As we deal with more complex environmental change—at interconnected scales that are increasingly difficult to govern, with more people on Earth, and more interdependencies between decisions and actions—it is important to consider one of the main points of the argument from Glavovic et al. (2021), that the science-society contract of old, where public investment in science will lead to an improved understanding of our world and lead to societal benefits (Lubchenco 1998), is now broken. This realisation presents the possibility for a new science-society contract must be forged, one that recognises multiple types of knowledge expertise and ways of working to reach decisions. This new contract also requires stakeholders to work as partners to develop solutions that can realistically create change. A new science-society contract that encourages communication and genuine discourse with diverse perspectives has the potential to reveal solutions that go beyond imagined ideals to ones that can be planned, executed, and changed through time as the situation around us changes.

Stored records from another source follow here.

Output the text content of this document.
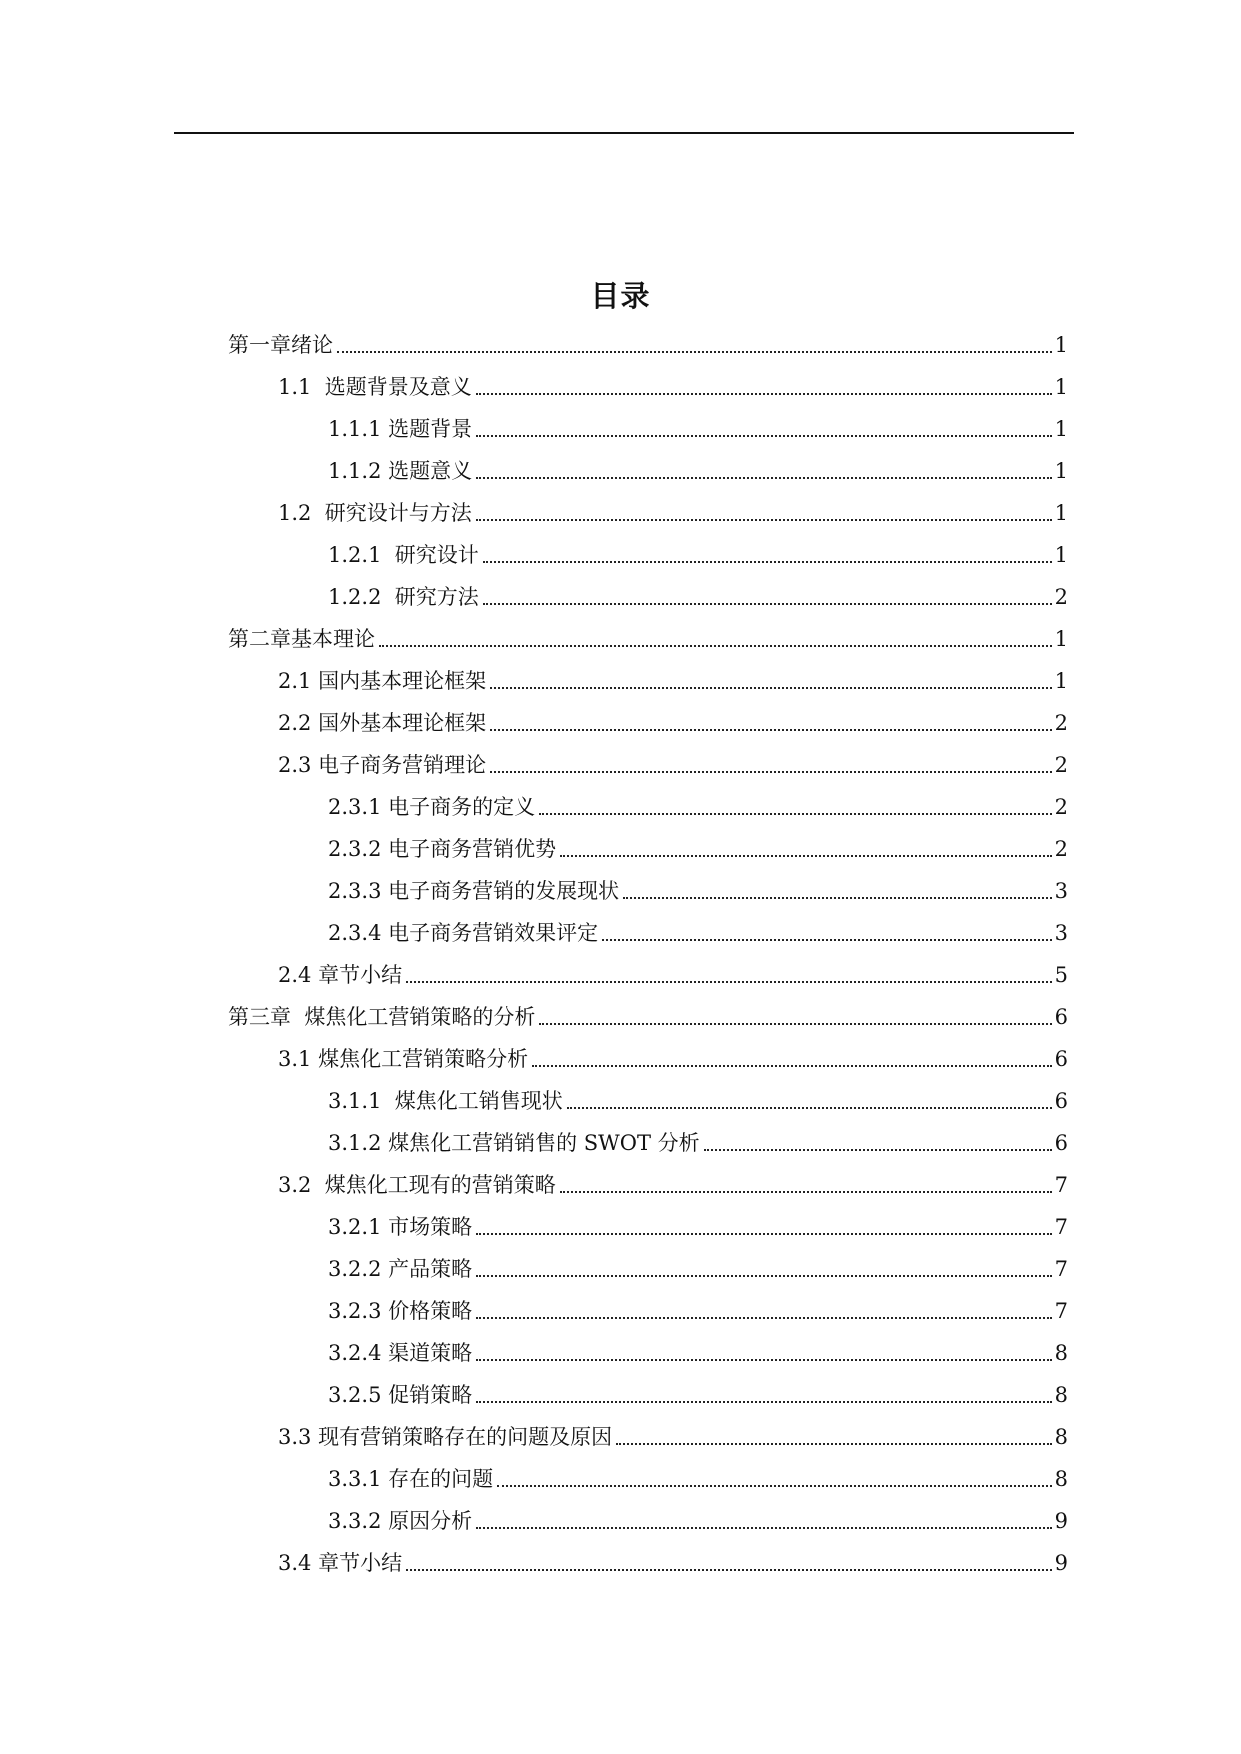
目录
第一章绪论	1
1.1  选题背景及意义	1
1.1.1 选题背景	1
1.1.2 选题意义	1
1.2  研究设计与方法	1
1.2.1  研究设计	1
1.2.2  研究方法	2
第二章基本理论	1
2.1 国内基本理论框架	1
2.2 国外基本理论框架	2
2.3 电子商务营销理论	2
2.3.1 电子商务的定义	2
2.3.2 电子商务营销优势	2
2.3.3 电子商务营销的发展现状	3
2.3.4 电子商务营销效果评定	3
2.4 章节小结	5
第三章  煤焦化工营销策略的分析	6
3.1 煤焦化工营销策略分析	6
3.1.1  煤焦化工销售现状	6
3.1.2 煤焦化工营销销售的 SWOT 分析	6
3.2  煤焦化工现有的营销策略	7
3.2.1 市场策略	7
3.2.2 产品策略	7
3.2.3 价格策略	7
3.2.4 渠道策略	8
3.2.5 促销策略	8
3.3 现有营销策略存在的问题及原因	8
3.3.1 存在的问题	8
3.3.2 原因分析	9
3.4 章节小结	9
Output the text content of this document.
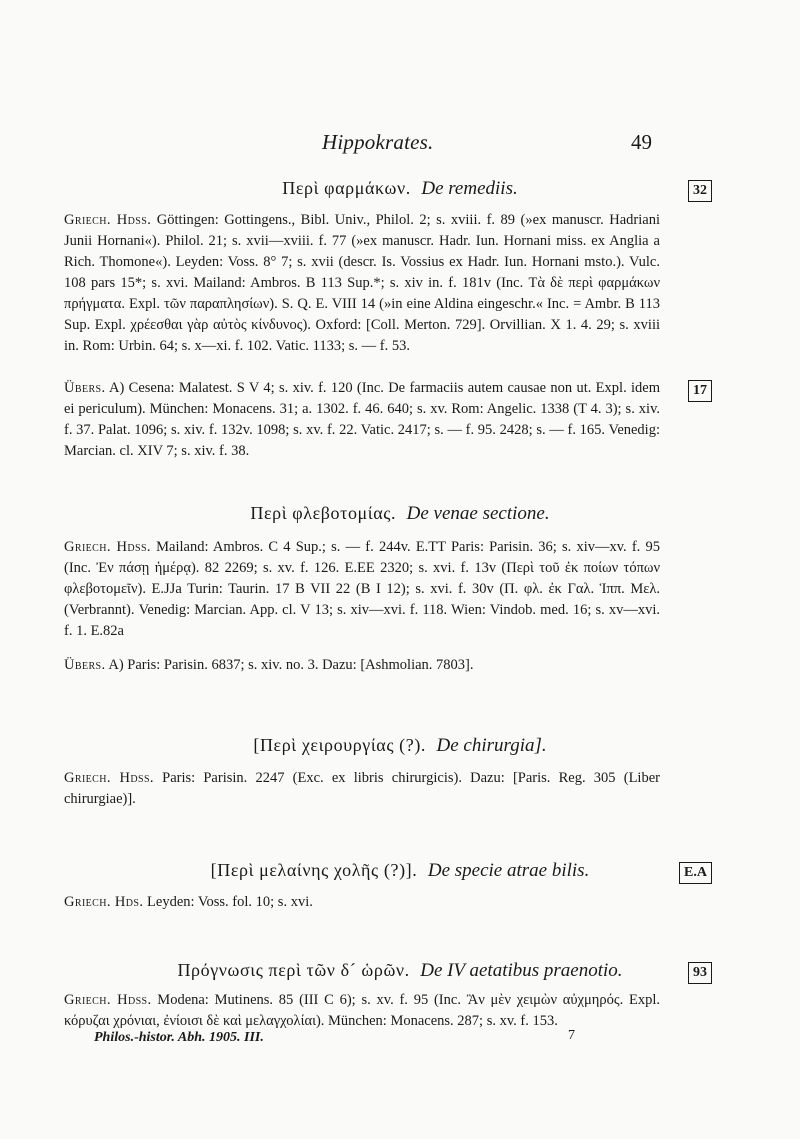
Hippokrates.	49
Περὶ φαρμάκων. De remediis.	32
Griech. Hdss. Göttingen: Gottingens., Bibl. Univ., Philol. 2; s. xviii. f. 89 (»ex manuscr. Hadriani Junii Hornani«). Philol. 21; s. xvii—xviii. f. 77 (»ex manuscr. Hadr. Iun. Hornani miss. ex Anglia a Rich. Thomone«). Leyden: Voss. 8° 7; s. xvii (descr. Is. Vossius ex Hadr. Iun. Hornani msto.). Vulc. 108 pars 15*; s. xvi. Mailand: Ambros. B 113 Sup.*; s. xiv in. f. 181v (Inc. Τὰ δὲ περὶ φαρμάκων πρήγματα. Expl. τῶν παραπλησίων). S. Q. E. VIII 14 (»in eine Aldina eingeschr.« Inc. = Ambr. B 113 Sup. Expl. χρέεσθαι γὰρ αὐτὸς κίνδυνος). Oxford: [Coll. Merton. 729]. Orvillian. X 1. 4. 29; s. xviii in. Rom: Urbin. 64; s. x—xi. f. 102. Vatic. 1133; s. — f. 53.
Übers. A) Cesena: Malatest. S V 4; s. xiv. f. 120 (Inc. De farmaciis autem causae non ut. Expl. idem ei periculum). München: Monacens. 31; a. 1302. f. 46. 640; s. xv. Rom: Angelic. 1338 (T 4. 3); s. xiv. f. 37. Palat. 1096; s. xiv. f. 132v. 1098; s. xv. f. 22. Vatic. 2417; s. — f. 95. 2428; s. — f. 165. Venedig: Marcian. cl. XIV 7; s. xiv. f. 38.
17
Περὶ φλεβοτομίας. De venae sectione.
Griech. Hdss. Mailand: Ambros. C 4 Sup.; s. — f. 244v. E.TT Paris: Parisin. 36; s. xiv—xv. f. 95 (Inc. Ἐν πάσῃ ἡμέρᾳ). 82 2269; s. xv. f. 126. E.EE 2320; s. xvi. f. 13v (Περὶ τοῦ ἐκ ποίων τόπων φλεβοτομεῖν). E.JJa Turin: Taurin. 17 B VII 22 (B I 12); s. xvi. f. 30v (Π. φλ. ἐκ Γαλ. Ἱππ. Μελ. (Verbrannt). Venedig: Marcian. App. cl. V 13; s. xiv—xvi. f. 118. Wien: Vindob. med. 16; s. xv—xvi. f. 1. E.82a
Übers. A) Paris: Parisin. 6837; s. xiv. no. 3. Dazu: [Ashmolian. 7803].
[Περὶ χειρουργίας (?). De chirurgia].
Griech. Hdss. Paris: Parisin. 2247 (Exc. ex libris chirurgicis). Dazu: [Paris. Reg. 305 (Liber chirurgiae)].
[Περὶ μελαίνης χολῆς (?)]. De specie atrae bilis.	E.A
Griech. Hds. Leyden: Voss. fol. 10; s. xvi.
Πρόγνωσις περὶ τῶν δ´ ὡρῶν. De IV aetatibus praenotio.	93
Griech. Hdss. Modena: Mutinens. 85 (III C 6); s. xv. f. 95 (Inc. Ἂν μὲν χειμὼν αὐχμηρός. Expl. κόρυζαι χρόνιαι, ἐνίοισι δὲ καὶ μελαγχολίαι). München: Monacens. 287; s. xv. f. 153.
Philos.-histor. Abh. 1905. III.	7
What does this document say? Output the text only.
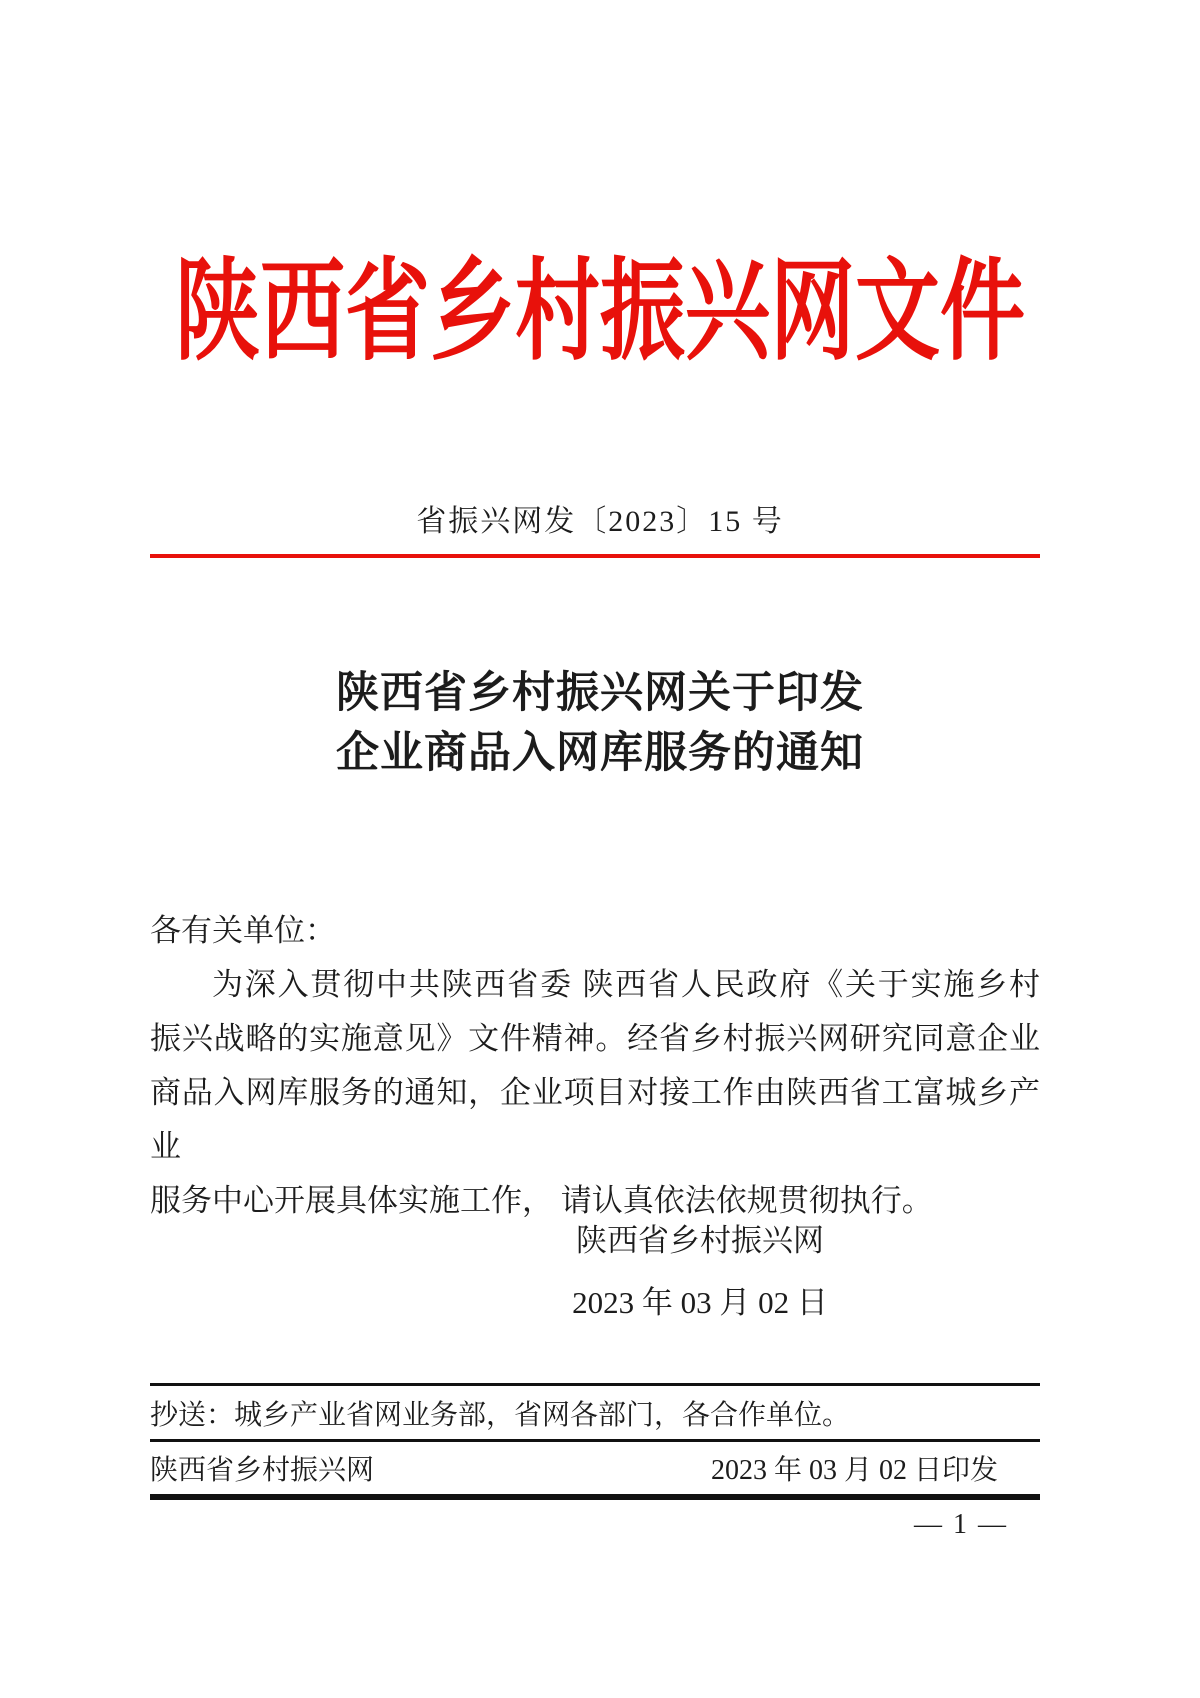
陕西省乡村振兴网文件
省振兴网发〔2023〕15 号
陕西省乡村振兴网关于印发
企业商品入网库服务的通知
各有关单位：
为深入贯彻中共陕西省委 陕西省人民政府《关于实施乡村
振兴战略的实施意见》文件精神。经省乡村振兴网研究同意企业
商品入网库服务的通知，企业项目对接工作由陕西省工富城乡产业
服务中心开展具体实施工作， 请认真依法依规贯彻执行。
陕西省乡村振兴网
2023 年 03 月 02 日
抄送：城乡产业省网业务部，省网各部门，各合作单位。
陕西省乡村振兴网	2023 年 03 月 02 日印发
— 1 —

While some scientists will remain data scientists, concentrating on the “how” and “why” of data collection and analysis, there must be new ways of thinking that allow this information to be connected to other groups of scientists that are actively working with stakeholder or on-the-ground practitioners and communities to ground-truth the research. Understanding that there is a spectrum of scientists from those that work apart from stakeholders to those that work closely with stakeholders, and recognising the distinct roles that are necessary across the spectrum, will be key to developing a scientific community that can re-create a new science-society contract.

I invite you to read through this initial collection and respond or add your thoughts through the ongoing Topical collection on ‘Getting to solutions’. We, as scientists and scholars, must continue this dialogue with one another in order to build-up and build-on one another’s work and develop multiple and creative solutions to understand and address these complex problems of now and the future.